先献上一位巨佬的题解 https://blog.nowcoder.net/n/216cd9c139454f498e21b266166081bb?f=comment
链接:https://ac.nowcoder.com/acm/contest/33192/C
来源:牛客网
题目描述 Grammy has a sequence A of length n.
Please find a permutation P such that
Pi != Ai for all i.
输入描述:
There are multiple test cases.
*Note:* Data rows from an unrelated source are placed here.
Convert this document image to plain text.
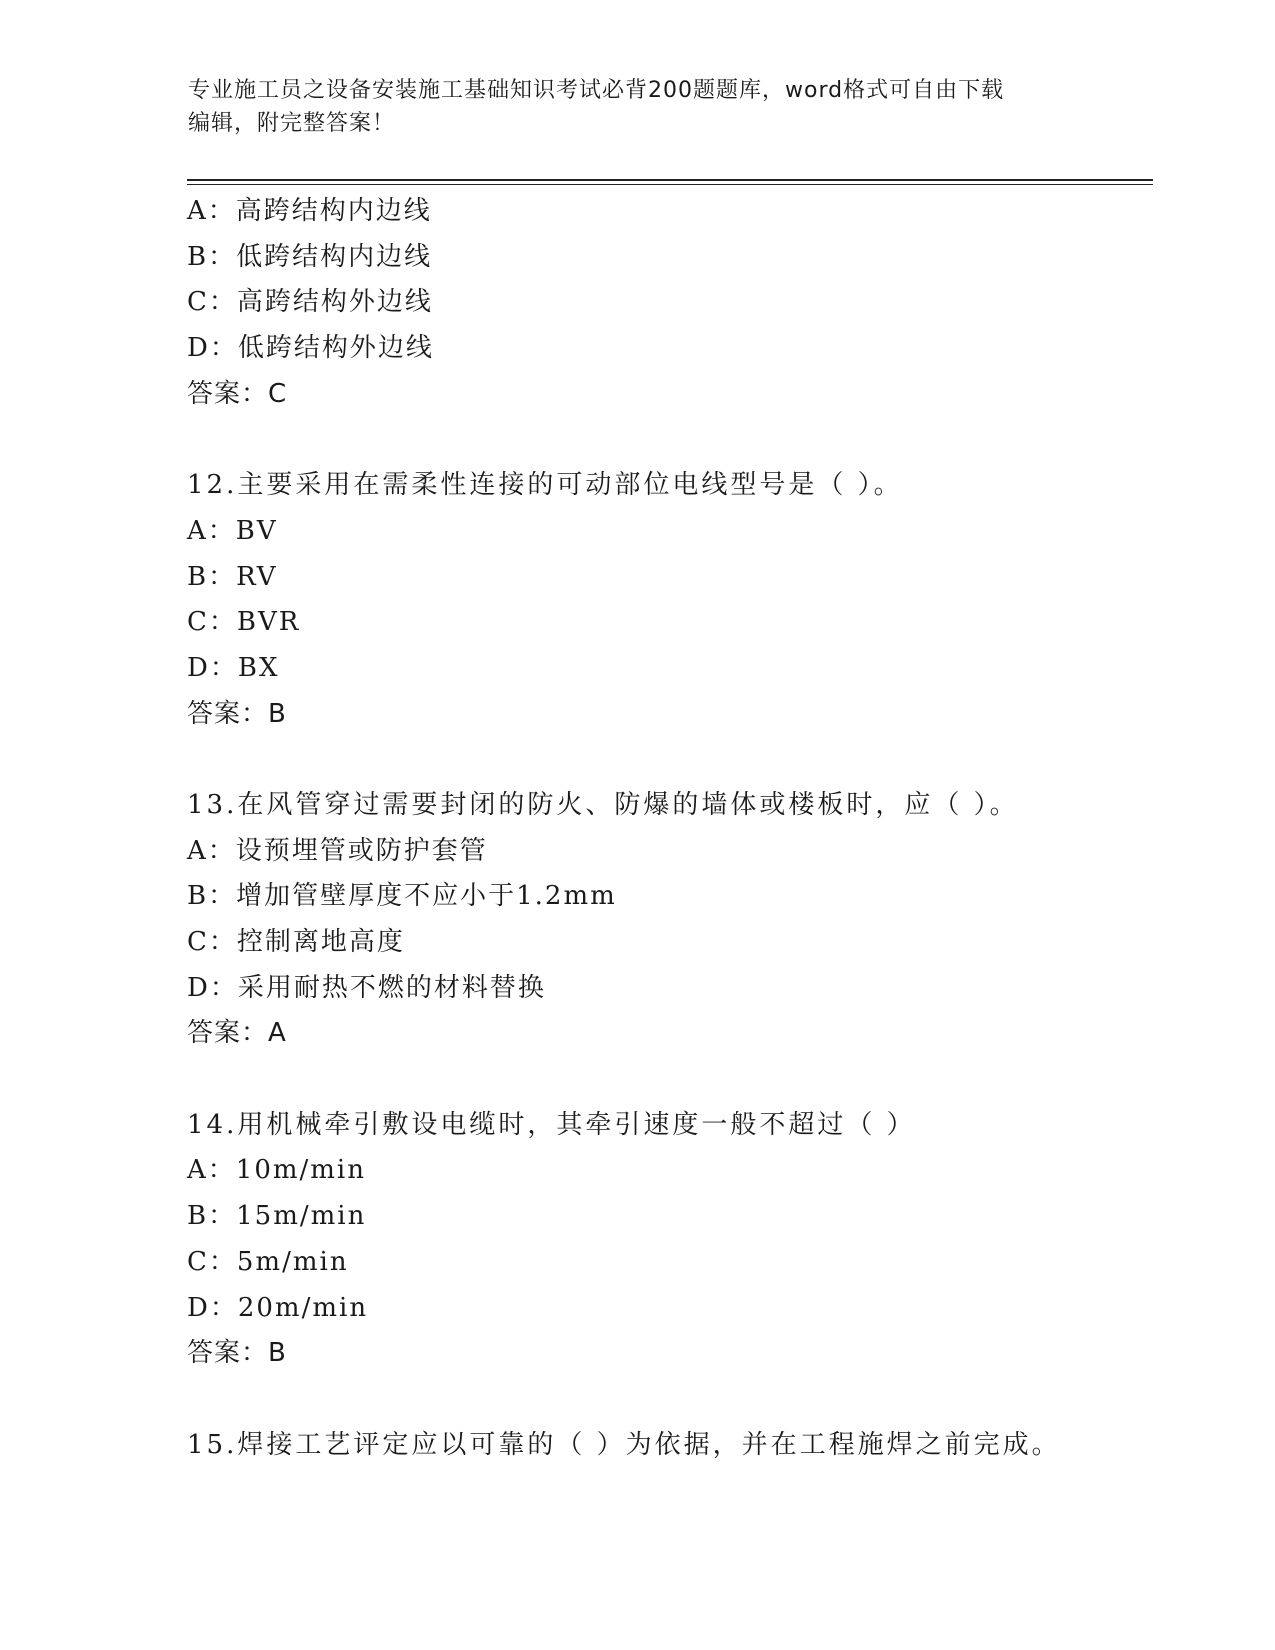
专业施工员之设备安装施工基础知识考试必背200题题库，word格式可自由下载
编辑，附完整答案！
A：高跨结构内边线
B：低跨结构内边线
C：高跨结构外边线
D：低跨结构外边线
答案：C
12.主要采用在需柔性连接的可动部位电线型号是（ ）。
A：BV
B：RV
C：BVR
D：BX
答案：B
13.在风管穿过需要封闭的防火、防爆的墙体或楼板时，应（ ）。
A：设预埋管或防护套管
B：增加管壁厚度不应小于1.2mm
C：控制离地高度
D：采用耐热不燃的材料替换
答案：A
14.用机械牵引敷设电缆时，其牵引速度一般不超过（ ）
A：10m/min
B：15m/min
C：5m/min
D：20m/min
答案：B
15.焊接工艺评定应以可靠的（ ）为依据，并在工程施焊之前完成。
The first line contains a single integer T(1≤T≤100000), denoting the number of test cases.
For each test case:
The first line contains a single integer nn (1≤n≤100000).
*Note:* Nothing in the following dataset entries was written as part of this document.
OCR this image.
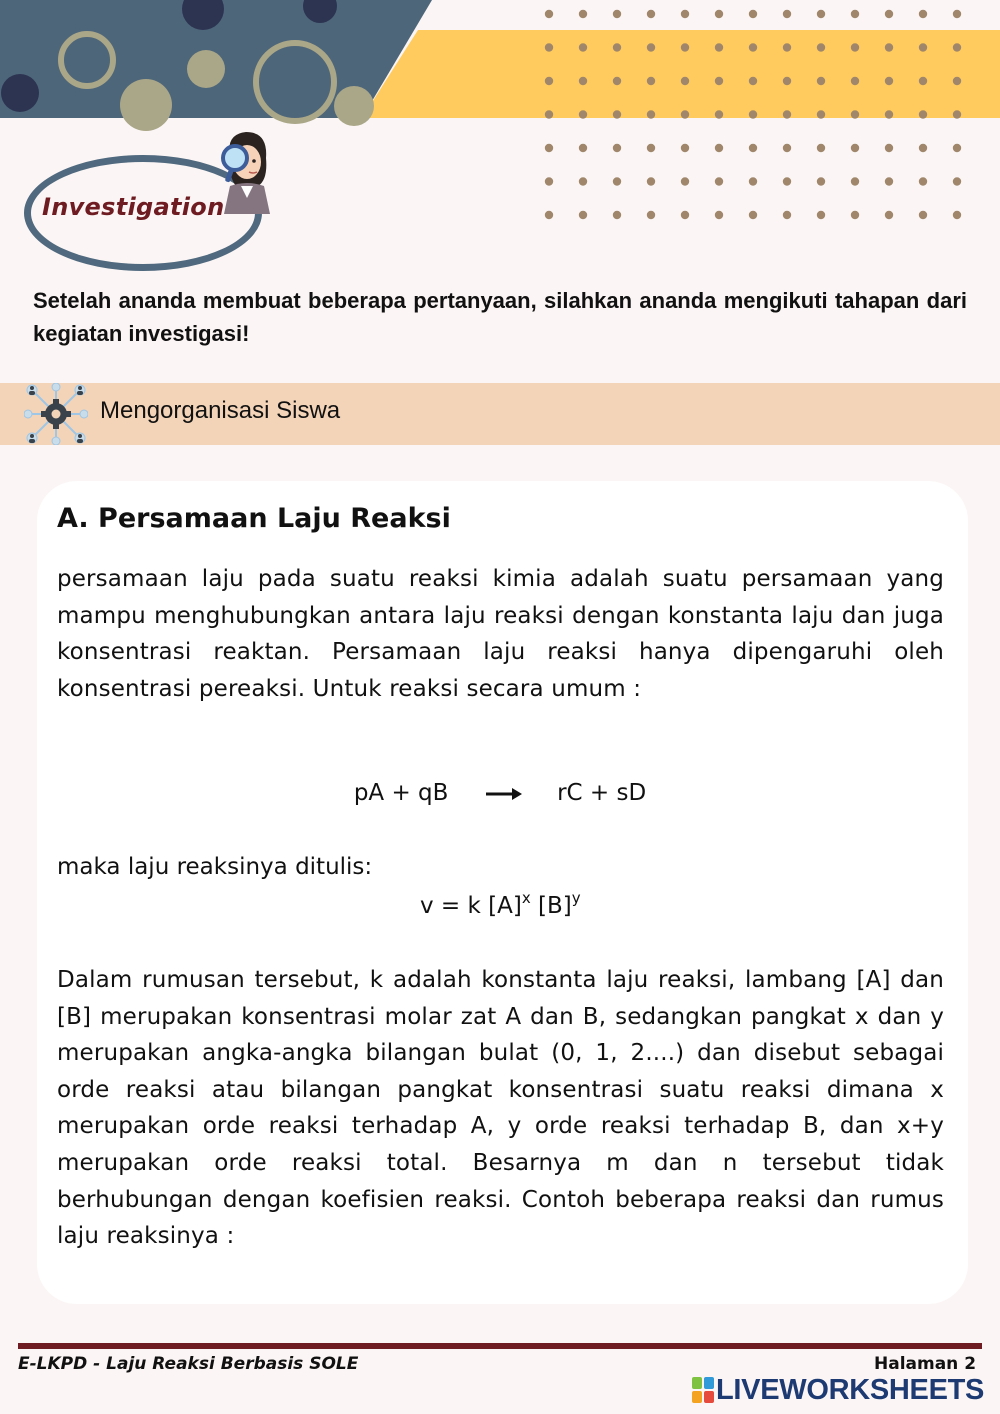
Investigation
Setelah ananda membuat beberapa pertanyaan, silahkan ananda mengikuti tahapan dari kegiatan investigasi!
Mengorganisasi Siswa
A. Persamaan Laju Reaksi
persamaan laju pada suatu reaksi kimia adalah suatu persamaan yang mampu menghubungkan antara laju reaksi dengan konstanta laju dan juga konsentrasi reaktan. Persamaan laju reaksi hanya dipengaruhi oleh konsentrasi pereaksi. Untuk reaksi secara umum :
pA + qB	rC + sD
maka laju reaksinya ditulis:
v = k $[A]^x$ $[B]^y$
Dalam rumusan tersebut, k adalah konstanta laju reaksi, lambang [A] dan [B] merupakan konsentrasi molar zat A dan B, sedangkan pangkat x dan y merupakan angka-angka bilangan bulat (0, 1, 2....) dan disebut sebagai orde reaksi atau bilangan pangkat konsentrasi suatu reaksi dimana x merupakan orde reaksi terhadap A, y orde reaksi terhadap B, dan x+y merupakan orde reaksi total. Besarnya m dan n tersebut tidak berhubungan dengan koefisien reaksi. Contoh beberapa reaksi dan rumus laju reaksinya :
E-LKPD - Laju Reaksi Berbasis SOLE	Halaman 2
LIVEWORKSHEETS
The second line contains nn integers A1,A2,…,An (1<=Ai<=n)
It is guaranteed that the sum of nn does not exceed 500000.
输出描述:
For each test case:
If the permutation does not exist, output “NO” in one line.
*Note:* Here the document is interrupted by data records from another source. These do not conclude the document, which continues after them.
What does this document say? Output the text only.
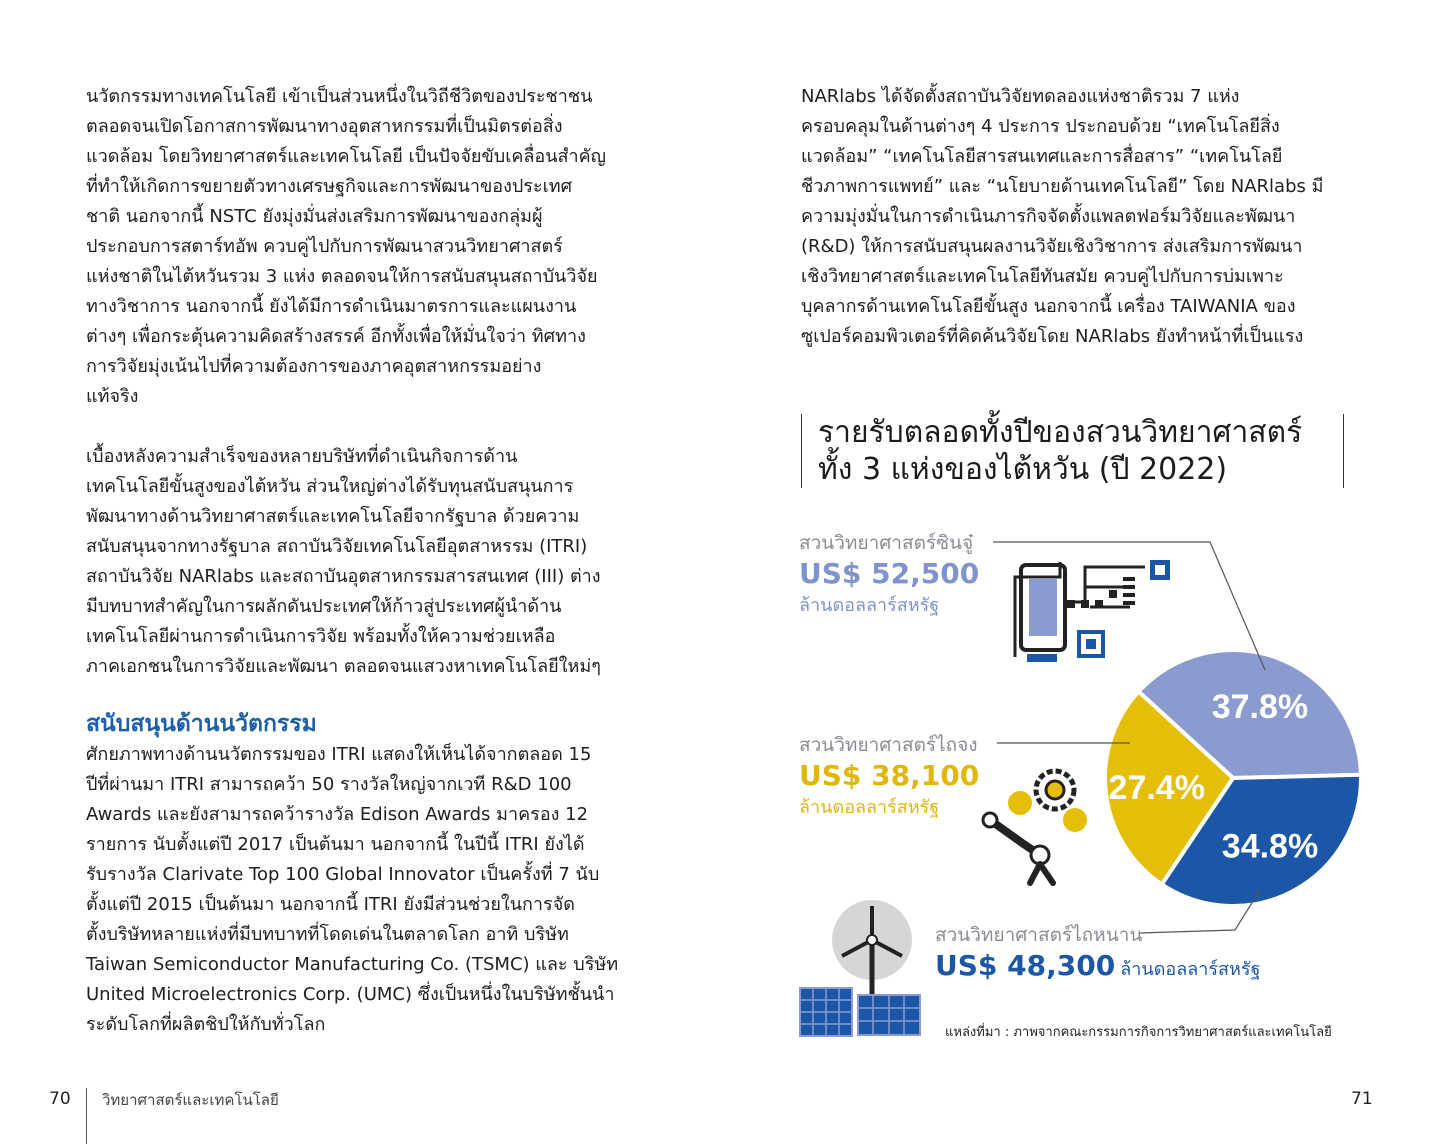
นวัตกรรมทางเทคโนโลยี เข้าเป็นส่วนหนึ่งในวิถีชีวิตของประชาชน
ตลอดจนเปิดโอกาสการพัฒนาทางอุตสาหกรรมที่เป็นมิตรต่อสิ่ง
แวดล้อม โดยวิทยาศาสตร์และเทคโนโลยี เป็นปัจจัยขับเคลื่อนสำคัญ
ที่ทำให้เกิดการขยายตัวทางเศรษฐกิจและการพัฒนาของประเทศ
ชาติ นอกจากนี้ NSTC ยังมุ่งมั่นส่งเสริมการพัฒนาของกลุ่มผู้
ประกอบการสตาร์ทอัพ ควบคู่ไปกับการพัฒนาสวนวิทยาศาสตร์
แห่งชาติในไต้หวันรวม 3 แห่ง ตลอดจนให้การสนับสนุนสถาบันวิจัย
ทางวิชาการ นอกจากนี้ ยังได้มีการดำเนินมาตรการและแผนงาน
ต่างๆ เพื่อกระตุ้นความคิดสร้างสรรค์ อีกทั้งเพื่อให้มั่นใจว่า ทิศทาง
การวิจัยมุ่งเน้นไปที่ความต้องการของภาคอุตสาหกรรมอย่าง
แท้จริง
เบื้องหลังความสำเร็จของหลายบริษัทที่ดำเนินกิจการด้าน
เทคโนโลยีขั้นสูงของไต้หวัน ส่วนใหญ่ต่างได้รับทุนสนับสนุนการ
พัฒนาทางด้านวิทยาศาสตร์และเทคโนโลยีจากรัฐบาล ด้วยความ
สนับสนุนจากทางรัฐบาล สถาบันวิจัยเทคโนโลยีอุตสาหรรม (ITRI)
สถาบันวิจัย NARlabs และสถาบันอุตสาหกรรมสารสนเทศ (III) ต่าง
มีบทบาทสำคัญในการผลักดันประเทศให้ก้าวสู่ประเทศผู้นำด้าน
เทคโนโลยีผ่านการดำเนินการวิจัย พร้อมทั้งให้ความช่วยเหลือ
ภาคเอกชนในการวิจัยและพัฒนา ตลอดจนแสวงหาเทคโนโลยีใหม่ๆ
สนับสนุนด้านนวัตกรรม
ศักยภาพทางด้านนวัตกรรมของ ITRI แสดงให้เห็นได้จากตลอด 15
ปีที่ผ่านมา ITRI สามารถคว้า 50 รางวัลใหญ่จากเวที R&D 100
Awards และยังสามารถคว้ารางวัล Edison Awards มาครอง 12
รายการ นับตั้งแต่ปี 2017 เป็นต้นมา นอกจากนี้ ในปีนี้ ITRI ยังได้
รับรางวัล Clarivate Top 100 Global Innovator เป็นครั้งที่ 7 นับ
ตั้งแต่ปี 2015 เป็นต้นมา นอกจากนี้ ITRI ยังมีส่วนช่วยในการจัด
ตั้งบริษัทหลายแห่งที่มีบทบาทที่โดดเด่นในตลาดโลก อาทิ บริษัท
Taiwan Semiconductor Manufacturing Co. (TSMC) และ บริษัท
United Microelectronics Corp. (UMC) ซึ่งเป็นหนึ่งในบริษัทชั้นนำ
ระดับโลกที่ผลิตชิปให้กับทั่วโลก
70 วิทยาศาสตร์และเทคโนโลยี
NARlabs ได้จัดตั้งสถาบันวิจัยทดลองแห่งชาติรวม 7 แห่ง
ครอบคลุมในด้านต่างๆ 4 ประการ ประกอบด้วย “เทคโนโลยีสิ่ง
แวดล้อม” “เทคโนโลยีสารสนเทศและการสื่อสาร” “เทคโนโลยี
ชีวภาพการแพทย์” และ “นโยบายด้านเทคโนโลยี” โดย NARlabs มี
ความมุ่งมั่นในการดำเนินภารกิจจัดตั้งแพลตฟอร์มวิจัยและพัฒนา
(R&D) ให้การสนับสนุนผลงานวิจัยเชิงวิชาการ ส่งเสริมการพัฒนา
เชิงวิทยาศาสตร์และเทคโนโลยีทันสมัย ควบคู่ไปกับการบ่มเพาะ
บุคลากรด้านเทคโนโลยีขั้นสูง นอกจากนี้ เครื่อง TAIWANIA ของ
ซูเปอร์คอมพิวเตอร์ที่คิดค้นวิจัยโดย NARlabs ยังทำหน้าที่เป็นแรง
รายรับตลอดทั้งปีของสวนวิทยาศาสตร์
ทั้ง 3 แห่งของไต้หวัน (ปี 2022)
37.8%
27.4%
34.8%
สวนวิทยาศาสตร์ซินจู๋
US$ 52,500
ล้านดอลลาร์สหรัฐ
สวนวิทยาศาสตร์ไถจง
US$ 38,100
ล้านดอลลาร์สหรัฐ
สวนวิทยาศาสตร์ไถหนาน
US$ 48,300 ล้านดอลลาร์สหรัฐ
แหล่งที่มา : ภาพจากคณะกรรมการกิจการวิทยาศาสตร์และเทคโนโลยี
71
Otherwise output “YES” in the first line, then output n integers in the second line, denoting the permutation P1,P2,…,Pn.
示例输入
3
3
3 3 3
3
3 2 1
6
1 1 4 5 1 4
输出
NO
YES
1 3 2
YES
4 5 1 2 3 6
题目大意
具体解析
可能这个题目大意还是有一些难懂,现在,我用大白话来解释一下: 其实,就是输入一个数组,每个数a[i]的下标是i,现在,要求每个a[i]和b[i]的值都不一样(注意,是b[i]本身的值,而不是其他乱七八糟的,奇奇怪怪的东西),对于任意b[i],b[j]都可以随便交换位置,如果一种方法都没有,就输出NO,否则输出YES并把b数组打在屏幕上,值得特别注意的,是n可能达到100000,所以,某些暴力算法是会直接炸掉的(如冒泡,选择,etc.)。
献上代码
#include<bits/stdc++.h>
#define ll long long
using namespace std;
ll i,n,m,k,l,j;
ll a[100005],b[100005];
int main()
{
cin>>l;
while(l--)
{
ll fl=1;
cin>>n;
for(i=1;i<=n;i++)
{
cin>>a[i];
b[i]=i;
}
for(i=1;i<n;i++)
{
if(a[i]!=a[i+1])
{
fl=0;
break;
}
}
if(fl)
{
cout<<"NO\n";
}
else
{
for(ll i=1;i<=n;i++)
{
if(a[i]==b[i])
{
for(ll j=1;j<=n;j++)
{
if(a[i]!=b[j]&&b[i]!=a[j])
{
swap(b[i],b[j]);
}
}
}
}
cout<<"YES\n";
for(ll i=1;i<=n;i++)cout<<b[i]<<" ";
cout<<"\n";
}
}
}
(O(∩_∩)O哈哈~暴力,压着时间过,超开心!)
最后,解释一点:如果它数组中全部是相同的元素,那它自然无解,其他情况都是有解的!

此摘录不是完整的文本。